Jenny Dimond
- Country (sports): Australia
- Born: 13 November 1955 (age 69)

Singles

Grand Slam singles results
- Australian Open: 2R (1974)
- French Open: 1R (1976)
- Wimbledon: 4R (1975)
- US Open: 1R (1975)

Doubles

Grand Slam doubles results
- Australian Open: QF (1975)
- Wimbledon: 3R (1975)

Grand Slam mixed doubles results
- Wimbledon: 1R (1974)

= Jenny Dimond =

Australian tennis player

Jenny Dimond (born 13 November 1955) is an Australian former professional tennis player.

Dimond comes from a sporting family in the Illawarra, associated more with New South Wales Rugby League (NSWRL). She is the daughter of rugby league international Bobby Dimond, who played for Western Suburbs. Her uncle Peter also played for Australia and Western Suburbs, while her cousin Craig played in the NSWRL, mostly for Cronulla.

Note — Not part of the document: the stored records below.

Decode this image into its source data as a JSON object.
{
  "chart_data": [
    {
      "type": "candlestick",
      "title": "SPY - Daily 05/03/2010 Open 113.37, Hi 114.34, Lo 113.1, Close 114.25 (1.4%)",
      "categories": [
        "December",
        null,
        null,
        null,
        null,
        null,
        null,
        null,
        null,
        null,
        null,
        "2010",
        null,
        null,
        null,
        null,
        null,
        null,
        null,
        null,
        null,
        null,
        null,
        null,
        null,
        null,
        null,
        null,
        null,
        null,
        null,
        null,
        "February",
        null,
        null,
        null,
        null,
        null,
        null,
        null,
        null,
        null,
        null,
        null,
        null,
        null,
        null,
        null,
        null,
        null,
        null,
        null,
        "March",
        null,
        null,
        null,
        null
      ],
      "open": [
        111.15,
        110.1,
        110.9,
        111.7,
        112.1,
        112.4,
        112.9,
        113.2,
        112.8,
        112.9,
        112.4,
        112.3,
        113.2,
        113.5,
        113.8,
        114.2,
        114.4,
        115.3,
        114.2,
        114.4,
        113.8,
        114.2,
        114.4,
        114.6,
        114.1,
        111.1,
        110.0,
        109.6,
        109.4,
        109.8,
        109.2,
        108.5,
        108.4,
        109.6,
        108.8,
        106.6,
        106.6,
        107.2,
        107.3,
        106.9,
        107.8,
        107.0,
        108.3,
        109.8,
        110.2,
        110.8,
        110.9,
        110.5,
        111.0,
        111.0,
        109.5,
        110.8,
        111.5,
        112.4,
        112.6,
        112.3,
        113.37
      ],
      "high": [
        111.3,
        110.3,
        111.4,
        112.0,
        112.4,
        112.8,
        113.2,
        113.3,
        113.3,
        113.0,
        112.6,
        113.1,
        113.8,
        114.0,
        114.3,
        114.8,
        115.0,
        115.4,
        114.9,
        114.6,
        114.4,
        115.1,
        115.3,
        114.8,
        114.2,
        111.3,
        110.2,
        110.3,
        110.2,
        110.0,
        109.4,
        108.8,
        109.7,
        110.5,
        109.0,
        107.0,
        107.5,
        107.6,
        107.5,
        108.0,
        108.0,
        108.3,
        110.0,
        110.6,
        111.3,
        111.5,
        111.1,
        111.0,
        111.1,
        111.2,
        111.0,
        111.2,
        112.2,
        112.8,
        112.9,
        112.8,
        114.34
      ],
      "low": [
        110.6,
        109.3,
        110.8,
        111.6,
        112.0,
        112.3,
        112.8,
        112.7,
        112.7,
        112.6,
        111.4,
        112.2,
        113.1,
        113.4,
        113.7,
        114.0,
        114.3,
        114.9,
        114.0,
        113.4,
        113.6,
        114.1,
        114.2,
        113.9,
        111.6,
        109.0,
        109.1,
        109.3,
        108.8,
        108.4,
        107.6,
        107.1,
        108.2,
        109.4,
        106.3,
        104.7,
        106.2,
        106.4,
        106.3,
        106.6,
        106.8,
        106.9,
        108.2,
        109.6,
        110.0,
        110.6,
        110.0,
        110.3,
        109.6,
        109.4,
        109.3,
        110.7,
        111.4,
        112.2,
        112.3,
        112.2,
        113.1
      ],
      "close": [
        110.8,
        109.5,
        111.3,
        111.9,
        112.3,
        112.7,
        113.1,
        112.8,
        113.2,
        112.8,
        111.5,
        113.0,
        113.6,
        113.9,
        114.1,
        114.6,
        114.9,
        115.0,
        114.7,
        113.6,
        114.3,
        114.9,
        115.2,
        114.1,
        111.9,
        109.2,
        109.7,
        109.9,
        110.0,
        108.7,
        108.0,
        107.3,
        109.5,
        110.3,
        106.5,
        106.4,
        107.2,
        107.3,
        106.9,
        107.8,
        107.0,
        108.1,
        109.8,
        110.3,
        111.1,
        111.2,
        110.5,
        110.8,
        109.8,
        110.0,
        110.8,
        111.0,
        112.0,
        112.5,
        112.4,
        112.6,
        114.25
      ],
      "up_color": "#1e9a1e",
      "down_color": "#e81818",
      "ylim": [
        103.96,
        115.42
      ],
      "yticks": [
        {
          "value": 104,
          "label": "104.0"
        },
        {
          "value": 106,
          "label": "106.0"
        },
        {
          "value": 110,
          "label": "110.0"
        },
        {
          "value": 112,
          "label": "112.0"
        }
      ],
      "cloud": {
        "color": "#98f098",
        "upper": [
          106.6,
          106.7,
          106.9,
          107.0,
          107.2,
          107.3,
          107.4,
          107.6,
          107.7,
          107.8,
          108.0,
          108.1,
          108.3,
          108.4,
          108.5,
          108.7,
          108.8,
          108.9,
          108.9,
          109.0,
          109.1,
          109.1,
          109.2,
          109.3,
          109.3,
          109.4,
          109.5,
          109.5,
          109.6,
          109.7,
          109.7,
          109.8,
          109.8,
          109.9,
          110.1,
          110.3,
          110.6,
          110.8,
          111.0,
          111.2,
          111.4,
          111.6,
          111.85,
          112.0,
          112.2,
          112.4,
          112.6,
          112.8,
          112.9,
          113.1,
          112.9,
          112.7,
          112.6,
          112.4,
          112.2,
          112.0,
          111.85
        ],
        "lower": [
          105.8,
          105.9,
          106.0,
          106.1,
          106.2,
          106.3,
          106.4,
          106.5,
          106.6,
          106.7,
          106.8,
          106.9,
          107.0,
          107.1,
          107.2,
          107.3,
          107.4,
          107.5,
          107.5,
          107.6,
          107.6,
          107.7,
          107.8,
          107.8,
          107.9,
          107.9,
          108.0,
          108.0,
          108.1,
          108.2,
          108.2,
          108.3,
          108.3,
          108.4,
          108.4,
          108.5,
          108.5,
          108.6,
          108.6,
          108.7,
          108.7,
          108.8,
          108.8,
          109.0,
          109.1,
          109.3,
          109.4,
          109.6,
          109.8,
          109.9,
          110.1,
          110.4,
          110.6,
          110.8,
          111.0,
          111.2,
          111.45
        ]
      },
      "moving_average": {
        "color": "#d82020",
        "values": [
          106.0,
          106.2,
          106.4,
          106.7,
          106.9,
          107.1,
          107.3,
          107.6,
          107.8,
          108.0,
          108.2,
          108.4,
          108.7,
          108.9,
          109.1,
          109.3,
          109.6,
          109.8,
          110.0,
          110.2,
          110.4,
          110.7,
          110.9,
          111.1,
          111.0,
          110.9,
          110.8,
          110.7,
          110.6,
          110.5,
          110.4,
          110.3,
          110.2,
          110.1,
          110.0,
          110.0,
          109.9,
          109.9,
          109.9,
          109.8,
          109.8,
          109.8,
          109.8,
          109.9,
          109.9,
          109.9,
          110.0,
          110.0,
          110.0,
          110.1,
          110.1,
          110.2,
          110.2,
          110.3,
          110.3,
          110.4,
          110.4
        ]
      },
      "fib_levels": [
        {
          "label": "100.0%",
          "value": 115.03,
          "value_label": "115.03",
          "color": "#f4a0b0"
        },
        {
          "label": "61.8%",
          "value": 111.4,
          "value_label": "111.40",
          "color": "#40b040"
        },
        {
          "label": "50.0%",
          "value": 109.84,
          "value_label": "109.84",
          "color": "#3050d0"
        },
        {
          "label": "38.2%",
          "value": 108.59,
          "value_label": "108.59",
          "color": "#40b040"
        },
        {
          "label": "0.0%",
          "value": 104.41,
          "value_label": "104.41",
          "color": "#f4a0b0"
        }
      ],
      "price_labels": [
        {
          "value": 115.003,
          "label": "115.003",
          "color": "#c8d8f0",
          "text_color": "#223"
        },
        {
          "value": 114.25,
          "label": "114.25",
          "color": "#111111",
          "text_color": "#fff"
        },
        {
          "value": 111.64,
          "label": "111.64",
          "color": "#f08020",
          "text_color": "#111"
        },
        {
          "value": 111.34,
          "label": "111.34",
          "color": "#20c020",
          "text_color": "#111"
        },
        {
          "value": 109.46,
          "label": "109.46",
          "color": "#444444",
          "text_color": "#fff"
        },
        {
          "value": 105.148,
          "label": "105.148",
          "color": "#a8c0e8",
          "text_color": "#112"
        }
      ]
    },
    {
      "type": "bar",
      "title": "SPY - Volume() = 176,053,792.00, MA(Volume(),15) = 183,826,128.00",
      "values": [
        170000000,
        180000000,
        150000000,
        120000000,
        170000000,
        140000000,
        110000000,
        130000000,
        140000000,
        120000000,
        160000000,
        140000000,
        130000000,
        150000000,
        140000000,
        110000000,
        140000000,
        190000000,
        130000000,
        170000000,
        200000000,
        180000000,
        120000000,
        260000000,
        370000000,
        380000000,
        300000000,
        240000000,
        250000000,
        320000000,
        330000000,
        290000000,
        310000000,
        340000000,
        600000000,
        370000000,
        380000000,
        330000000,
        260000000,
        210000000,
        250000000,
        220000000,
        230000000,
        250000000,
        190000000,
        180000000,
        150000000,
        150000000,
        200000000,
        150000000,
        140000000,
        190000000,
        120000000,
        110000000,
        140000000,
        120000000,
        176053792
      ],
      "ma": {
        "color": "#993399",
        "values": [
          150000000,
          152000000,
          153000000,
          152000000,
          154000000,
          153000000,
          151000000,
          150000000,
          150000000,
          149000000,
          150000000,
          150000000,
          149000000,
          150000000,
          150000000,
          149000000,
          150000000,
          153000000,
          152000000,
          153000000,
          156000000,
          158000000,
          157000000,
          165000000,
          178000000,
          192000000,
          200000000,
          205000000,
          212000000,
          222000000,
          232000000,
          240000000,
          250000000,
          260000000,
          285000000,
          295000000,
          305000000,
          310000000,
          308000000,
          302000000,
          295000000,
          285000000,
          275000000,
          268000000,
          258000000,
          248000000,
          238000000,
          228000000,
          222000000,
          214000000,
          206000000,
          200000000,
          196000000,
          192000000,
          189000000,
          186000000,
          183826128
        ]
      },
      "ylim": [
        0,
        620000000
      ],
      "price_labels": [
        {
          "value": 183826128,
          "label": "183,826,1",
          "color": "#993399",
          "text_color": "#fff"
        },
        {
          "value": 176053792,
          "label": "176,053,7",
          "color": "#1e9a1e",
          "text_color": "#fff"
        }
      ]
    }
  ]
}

While competing on the professional tour in the 1970s, Dimond featured in all four grand slam tournaments. She was a junior doubles champion at the 1973 Australian Open with Dianne Fromholtz and teamed up with her again to make the quarter-finals of the women's doubles at the 1975 Australian Open. In singles, she reached the fourth round of the 1975 Wimbledon Championships, playing as a qualifier. She lost her fourth round match to past champion Evonne Goolagong Cawley.